Coverage: Indo-US Nuclear deal
Speaking to media persons after the hearing where senior Bush Administration officials led by Under Secretary of State for Political Affairs William Burns testified on the agreement, Dodd, asked the first question by rediff.com as to the bottom line vis-a-vis the possible approval of the deal by Congress by September 26, said, "The evidence in the past has been that there is a strong desire to reach agreement, and a clear understanding of the value and importance of this."
But, he asserted, "That does not minimize of course, that some members here have some reservations they had like the opportunity to express and to ask their colleagues to approve or disapprove of those ideas."
Dodd said, "As the acting chairman of this Committee, I want to, if I can, give my colleagues and members and opportunity to do that, and I say that to you only because I think that's the right thing to do, but also in the final analysis, if the matter were then brought up at the end of the very session that has not gone though the process, it could very well create a perfect storm to defeat it."
"So, it is going to be important to try and give my colleagues with the limited time, a chance to express those views," he said.
Dodd, who was acting on behalf of Senator Joseph Biden, the chairman of the Committee, who was on the campaign trail as Democratic Presidential nominee Senator Barack Obama's vice presidential running mate, pointed out that "the House has some views we need to consider as well."
He said, "The staff will be meeting tonight (September 18) and tomorrow to try and resolve these matters where they can with the Administration. So, we are going to utilize every minute of every day available to us with a goal in mind to have gone through this process fairly and equitably and simultaneously to be able to then include something that has been considered by the Senate and the House of Representatives probably in a Continuing Resolution."
Dodd said, "I don't see any likelihood of free-standing proposals would have any opportunity for consideration," in the form of one amendment or another.
Asked when the Committee was likely to vote on this resolution, he said, "I don't know that. Again, obviously, we got some work to do but certainly will use the staff and will certainly have consultations with members between tomorrow and over the weekend and the hope is we will come back."
Dodd said, besides this agreement, "There are a lot of other issues going on here. I also chair the Banking Committee and I have got a few other matters," in the wake of the collapse of the venerable Lehman Brothers and the government bale out of American International Group.
Asked if the Joint Resolution of Approval could contain language that might, for example, require an automatic cessation of nuclear trade with India if that country tests or such strong measures, the Connecticut democrat said, "I wouldn't want to get into commenting on the various proposals that members may have."
But he acknowledged, "Certainly, that would not surprise me if some one might offer such proposals. I want to give them an opportunity to express their views on it. You heard today, the questions that were raised by both Democrats and Republicans. A lot of common interest in certain subject matters."

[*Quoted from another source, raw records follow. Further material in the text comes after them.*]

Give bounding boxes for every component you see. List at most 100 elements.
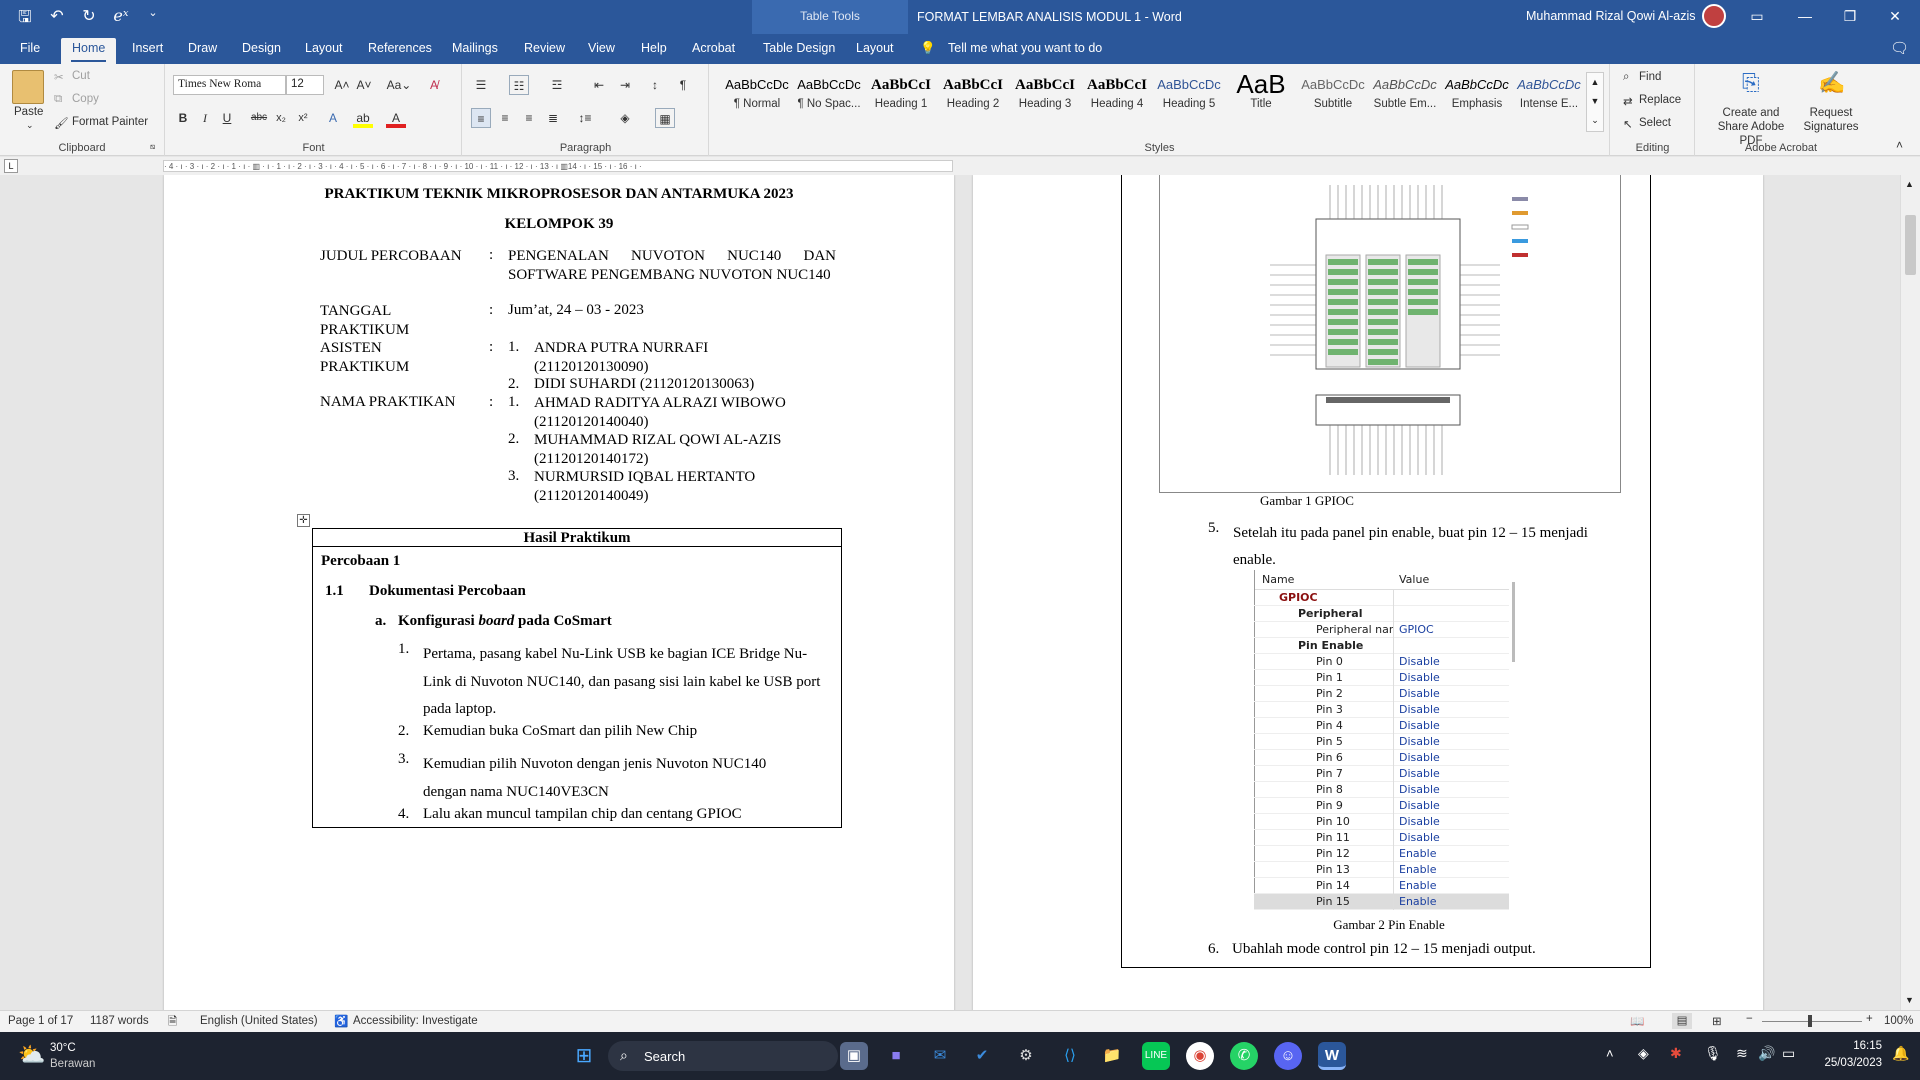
print-layout-icon[interactable]: ▤: [1672, 1013, 1692, 1029]
table-move-handle-icon[interactable]: ✛: [297, 514, 310, 527]
paste-button[interactable]: Paste: [14, 106, 43, 118]
replace-icon[interactable]: ⇄: [1623, 94, 1633, 108]
read-mode-icon[interactable]: 📖: [1630, 1014, 1644, 1028]
customize-icon[interactable]: ⌄: [142, 6, 164, 33]
style-no-spacing[interactable]: AaBbCcDc ¶ No Spac...: [794, 72, 864, 124]
dialog-launcher-icon[interactable]: ⧅: [150, 142, 155, 152]
style-heading-2[interactable]: AaBbCcI Heading 2: [938, 72, 1008, 124]
pin-value[interactable]: Disable: [1399, 798, 1440, 813]
align-left-icon[interactable]: ≡: [471, 108, 491, 128]
weather-icon[interactable]: ⛅: [18, 1042, 45, 1068]
align-center-icon[interactable]: ≡: [495, 108, 515, 128]
pin-value[interactable]: Disable: [1399, 718, 1440, 733]
collapse-ribbon-icon[interactable]: ˄: [1896, 138, 1903, 152]
wifi-icon[interactable]: ≋: [1736, 1045, 1748, 1062]
ribbon-display-icon[interactable]: ▭: [1742, 4, 1772, 28]
justify-icon[interactable]: ≣: [543, 108, 563, 128]
bullets-icon[interactable]: ☰: [471, 75, 491, 95]
page-count[interactable]: Page 1 of 17: [8, 1015, 73, 1027]
pin-value[interactable]: Disable: [1399, 670, 1440, 685]
pin-value[interactable]: Enable: [1399, 846, 1436, 861]
horizontal-ruler[interactable]: · 4 · ı · 3 · ı · 2 · ı · 1 · ı · ▥ · ı …: [163, 160, 953, 172]
task-view-icon[interactable]: ▣: [840, 1042, 868, 1070]
taskbar-search[interactable]: ⌕ Search: [608, 1041, 838, 1071]
style-title[interactable]: AaB Title: [1226, 72, 1296, 124]
font-size-combo[interactable]: 12: [286, 75, 324, 95]
clear-formatting-icon[interactable]: A̸: [424, 75, 444, 95]
pin-value[interactable]: Disable: [1399, 750, 1440, 765]
minimize-icon[interactable]: —: [1790, 4, 1820, 28]
accessibility-icon[interactable]: ♿: [334, 1014, 348, 1028]
sort-icon[interactable]: ↕: [645, 75, 665, 95]
zoom-slider[interactable]: [1762, 1021, 1862, 1022]
pin-value[interactable]: Enable: [1399, 894, 1436, 909]
tab-home[interactable]: Home: [61, 38, 117, 64]
paste-icon[interactable]: [12, 70, 44, 104]
tab-design[interactable]: Design: [242, 41, 281, 55]
save-icon[interactable]: 🖫: [14, 6, 36, 33]
italic-icon[interactable]: I: [195, 108, 215, 128]
bold-icon[interactable]: B: [173, 108, 193, 128]
language[interactable]: English (United States): [200, 1015, 318, 1027]
borders-icon[interactable]: ▦: [655, 108, 675, 128]
user-name[interactable]: Muhammad Rizal Qowi Al-azis: [1526, 9, 1696, 23]
font-name-combo[interactable]: Times New Roma: [173, 75, 286, 95]
pin-value[interactable]: Disable: [1399, 702, 1440, 717]
style-heading-3[interactable]: AaBbCcI Heading 3: [1010, 72, 1080, 124]
highlight-icon[interactable]: ab: [353, 108, 373, 128]
line-icon[interactable]: LINE: [1142, 1042, 1170, 1070]
decrease-indent-icon[interactable]: ⇤: [589, 75, 609, 95]
tab-insert[interactable]: Insert: [132, 41, 163, 55]
pin-value[interactable]: Disable: [1399, 734, 1440, 749]
tray-color-icon[interactable]: ✱: [1670, 1045, 1682, 1062]
vertical-scrollbar[interactable]: ▲ ▼: [1900, 175, 1920, 1010]
zoom-in-icon[interactable]: +: [1866, 1013, 1873, 1025]
pin-value[interactable]: Enable: [1399, 878, 1436, 893]
clock-time[interactable]: 16:15: [1808, 1040, 1882, 1052]
grow-font-icon[interactable]: A˄: [332, 75, 352, 95]
tab-selector-icon[interactable]: L: [4, 159, 18, 173]
shading-icon[interactable]: ◈: [615, 108, 635, 128]
style-normal[interactable]: AaBbCcDc ¶ Normal: [722, 72, 792, 124]
style-heading-1[interactable]: AaBbCcI Heading 1: [866, 72, 936, 124]
tab-help[interactable]: Help: [641, 41, 667, 55]
numbering-icon[interactable]: ☷: [509, 75, 529, 95]
weather-text[interactable]: Berawan: [50, 1058, 95, 1070]
style-heading-5[interactable]: AaBbCcDc Heading 5: [1154, 72, 1224, 124]
tab-layout[interactable]: Layout: [305, 41, 343, 55]
pin-value[interactable]: Disable: [1399, 766, 1440, 781]
windows-start-icon[interactable]: ⊞: [570, 1042, 598, 1070]
meet-icon[interactable]: ■: [882, 1042, 910, 1070]
tab-mailings[interactable]: Mailings: [452, 41, 498, 55]
request-signatures-icon[interactable]: ✍: [1818, 70, 1845, 96]
style-subtle-emphasis[interactable]: AaBbCcDc Subtle Em...: [1370, 72, 1440, 124]
superscript-icon[interactable]: x²: [293, 108, 313, 128]
tab-acrobat[interactable]: Acrobat: [692, 41, 735, 55]
strikethrough-icon[interactable]: abc: [249, 108, 269, 128]
align-right-icon[interactable]: ≡: [519, 108, 539, 128]
copy-icon[interactable]: ⧉: [54, 93, 62, 106]
show-formatting-icon[interactable]: ¶: [673, 75, 693, 95]
tray-chevron-icon[interactable]: ˄: [1606, 1046, 1614, 1061]
tab-view[interactable]: View: [588, 41, 615, 55]
scrollbar-thumb[interactable]: [1905, 215, 1916, 275]
equation-icon[interactable]: eˣ: [110, 6, 132, 33]
mail-icon[interactable]: ✉: [926, 1042, 954, 1070]
styles-scroll-icon[interactable]: ▲ ▼ ⌄: [1586, 72, 1604, 132]
line-spacing-icon[interactable]: ↕≡: [575, 108, 595, 128]
web-layout-icon[interactable]: ⊞: [1712, 1014, 1722, 1028]
battery-icon[interactable]: ▭: [1782, 1045, 1795, 1062]
accessibility-status[interactable]: Accessibility: Investigate: [353, 1015, 478, 1027]
scroll-down-icon[interactable]: ▼: [1905, 995, 1914, 1005]
format-painter-button[interactable]: Format Painter: [72, 116, 148, 128]
cut-icon[interactable]: ✂: [54, 70, 64, 84]
scroll-up-icon[interactable]: ▲: [1905, 179, 1914, 189]
hasil-praktikum-table[interactable]: Hasil Praktikum Percobaan 1 1.1 Dokument…: [312, 528, 842, 828]
avatar[interactable]: [1702, 4, 1726, 28]
subscript-icon[interactable]: x₂: [271, 108, 291, 128]
style-heading-4[interactable]: AaBbCcI Heading 4: [1082, 72, 1152, 124]
redo-icon[interactable]: ↻: [78, 6, 100, 33]
zoom-level[interactable]: 100%: [1884, 1015, 1913, 1027]
font-color-icon[interactable]: A: [386, 108, 406, 128]
restore-icon[interactable]: ❐: [1835, 4, 1865, 28]
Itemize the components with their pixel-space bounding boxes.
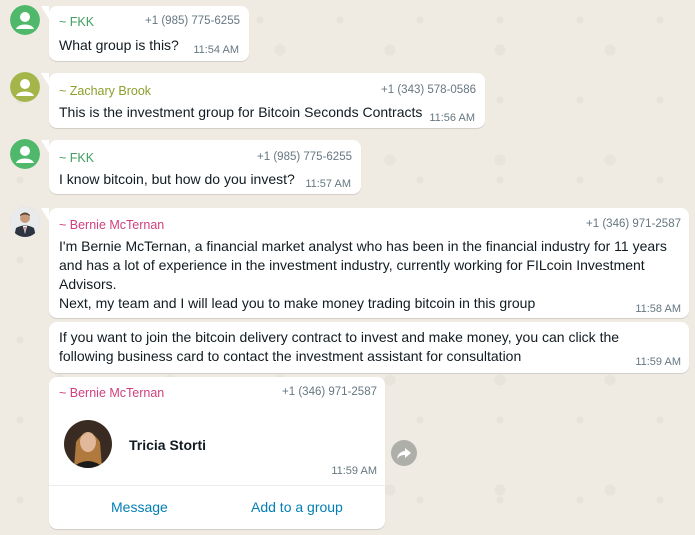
message-text-line: I'm Bernie McTernan, a financial market … <box>59 238 667 254</box>
avatar[interactable] <box>10 207 40 237</box>
sender-phone: +1 (985) 775-6255 <box>257 151 352 163</box>
forward-icon <box>397 448 411 459</box>
message-text-line: Advisors. <box>59 276 117 292</box>
message-text-line: Next, my team and I will lead you to mak… <box>59 295 536 311</box>
forward-button[interactable] <box>391 440 417 466</box>
message-text-line: following business card to contact the i… <box>59 348 522 364</box>
message-bubble[interactable]: ~ Bernie McTernan +1 (346) 971-2587 I'm … <box>41 208 689 318</box>
message-time: 11:57 AM <box>305 178 351 190</box>
default-user-icon <box>10 5 40 35</box>
message-text: What group is this? <box>59 37 179 53</box>
sender-name[interactable]: ~ Zachary Brook <box>59 84 151 98</box>
sender-name[interactable]: ~ Bernie McTernan <box>59 218 164 232</box>
sender-phone: +1 (346) 971-2587 <box>282 386 377 398</box>
message-time: 11:56 AM <box>429 112 475 124</box>
message-time: 11:58 AM <box>635 303 681 315</box>
message-bubble[interactable]: ~ Zachary Brook +1 (343) 578-0586 This i… <box>41 73 485 128</box>
message-contact-button[interactable]: Message <box>111 499 168 515</box>
contact-photo-icon <box>64 420 112 468</box>
sender-phone: +1 (985) 775-6255 <box>145 15 240 27</box>
sender-name[interactable]: ~ Bernie McTernan <box>59 386 164 400</box>
sender-name[interactable]: ~ FKK <box>59 151 94 165</box>
message-text: I know bitcoin, but how do you invest? <box>59 171 295 187</box>
sender-phone: +1 (343) 578-0586 <box>381 84 476 96</box>
message-bubble[interactable]: ~ FKK +1 (985) 775-6255 I know bitcoin, … <box>41 140 361 194</box>
message-bubble[interactable]: ~ FKK +1 (985) 775-6255 What group is th… <box>41 6 249 61</box>
sender-phone: +1 (346) 971-2587 <box>586 218 681 230</box>
message-time: 11:54 AM <box>193 44 239 56</box>
contact-name[interactable]: Tricia Storti <box>129 437 206 453</box>
contact-card[interactable]: ~ Bernie McTernan +1 (346) 971-2587 Tric… <box>49 377 385 529</box>
contact-avatar[interactable] <box>64 420 112 468</box>
profile-photo <box>10 207 40 237</box>
message-text: This is the investment group for Bitcoin… <box>59 104 423 120</box>
message-bubble[interactable]: If you want to join the bitcoin delivery… <box>49 322 689 373</box>
message-text-line: If you want to join the bitcoin delivery… <box>59 329 620 345</box>
card-divider <box>49 485 385 486</box>
default-user-icon <box>10 72 40 102</box>
avatar[interactable] <box>10 72 40 102</box>
default-user-icon <box>10 139 40 169</box>
message-text-line: and has a lot of experience in the inves… <box>59 257 645 273</box>
avatar[interactable] <box>10 139 40 169</box>
add-to-group-button[interactable]: Add to a group <box>251 499 343 515</box>
sender-name[interactable]: ~ FKK <box>59 15 94 29</box>
message-time: 11:59 AM <box>331 465 377 477</box>
avatar[interactable] <box>10 5 40 35</box>
message-time: 11:59 AM <box>635 356 681 368</box>
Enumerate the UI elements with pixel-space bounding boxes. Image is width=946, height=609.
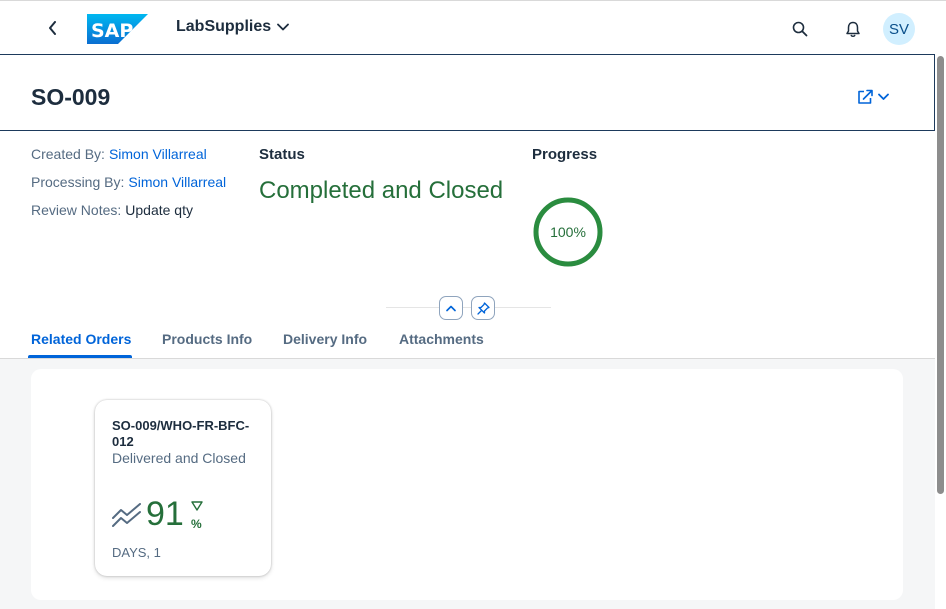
attribute-label: Review Notes:: [31, 202, 122, 218]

However, Dodd reiterated, "Let me emphasize to you what I said at the outset of my remarks. There's a lot more involved in this than just the specifics of the agreement. I don't minimize that. This is a tremendously important relationship that has been under distress for a generation-and-a-half over this issue. And, I, for one, would like to see us take advantage of this opportunity to move forward into a 21st century relationship. An awful lot rests in the outcome of this. It is very important."
Asked if it wouldn't undermine the whole purpose of the deal if Congress started moving it around and attaching addendums and the like, Dodd said, "We are adults and grown-ups and two great democracies understand how this process is never that pretty."
"So, just as Indians have wrestled with this -- and I have great respect for Prime Minister Manmohan Singh and what he has gone through in order to achieve this result and there is probably a deeper appreciation of that process in India than maybe almost anyplace else in the world -- we need to go through that a bit ourselves here."
However, Dodd said, "I am still very confident that we are going to end up with an agreement that's going to work to the satisfaction of both countries."